We look endlessly for the easy button but mock, ridicule, or ignore the simple button in business, sports, relationships, and our faith.
When Hurricane Harvey hit my adopted hometown of Houston I flew out for eight days to help.
During my time there I was moved with how many people came from literally around the country and around the world to help.
I was also moved with how many of the 6,997,384 residents of the Houston metro area…didn’t lift a finger for their neighbors.
No kidding, just three blocks from where I launched watercraft into flooded neighborhoods to help business owners check on their offices, high school classmates retrieve important papers from their homes, and even a reservist get to his apartment to get his uniform so he could report to duty, were people mowing their lawns and sipping sweet tea on their front patios like it was a normal, lazy summer day.
I had to buy a plane ticket, drive an hour to the airport, fly 2.5 hours into Austin because Houston airports were shut down, borrow a truck and two jet skis, then drive hours through flooded roads alone at night to be in a position to help the rest of the week.
Here was an obvious, simple opportunity to help not as an outsider or foreigner as the good Samaritan did in today’s Gospel, but as a the real neighbors that they were. And literally millions chose not to lift a finger.

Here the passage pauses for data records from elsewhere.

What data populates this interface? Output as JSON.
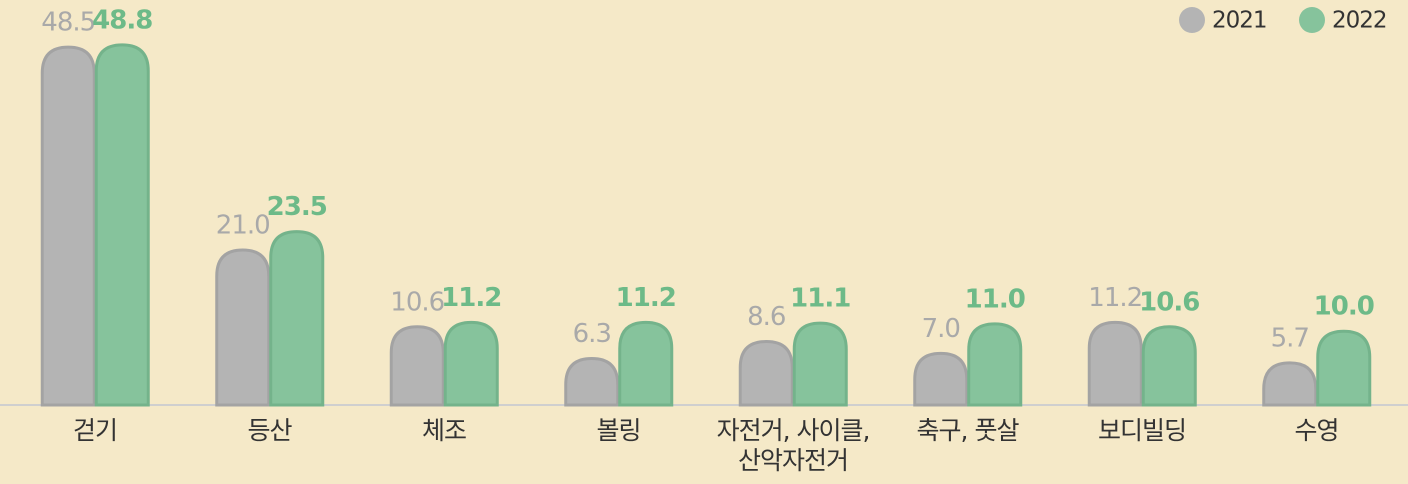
{
  "chart_data": {
    "type": "bar",
    "categories": [
      "걷기",
      "등산",
      "체조",
      "볼링",
      "자전거, 사이클,\n산악자전거",
      "축구, 풋살",
      "보디빌딩",
      "수영"
    ],
    "series": [
      {
        "name": "2021",
        "color": "#b4b4b4",
        "label_color": "#a9a9a9",
        "values": [
          48.5,
          21.0,
          10.6,
          6.3,
          8.6,
          7.0,
          11.2,
          5.7
        ],
        "value_labels": [
          "48.5",
          "21.0",
          "10.6",
          "6.3",
          "8.6",
          "7.0",
          "11.2",
          "5.7"
        ]
      },
      {
        "name": "2022",
        "color": "#86c39c",
        "label_color": "#6dba88",
        "values": [
          48.8,
          23.5,
          11.2,
          11.2,
          11.1,
          11.0,
          10.6,
          10.0
        ],
        "value_labels": [
          "48.8",
          "23.5",
          "11.2",
          "11.2",
          "11.1",
          "11.0",
          "10.6",
          "10.0"
        ]
      }
    ],
    "ylim": [
      0,
      50
    ],
    "legend": "top-right"
  }
}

How many of those, however, send money to help impoverished people in foreign lands or go on mission trips themselves to dig wells in faraway villages or bring medical supplies to third world countries?
While those actions are commendable, why do we ignore the opportunities to help our literal neighbors?
Are we afraid to look those in need in the eye?
Are we afraid we’ll be taken advantage of?
Are we afraid to learn that we’re actually called to actually love our actual neighbors?
We’re called to love and help those “very near to you.”
This means performing more than five days of charity once every five years in another hemisphere.
On the downside you you won’t be able to take lots of selfies in those faraway places and make inspired, moving, contemplative social media posts to prove how woke and loving and caring you are, but you will be moved as you move more others and help them…
Stay the course. Keep the faith. Endure.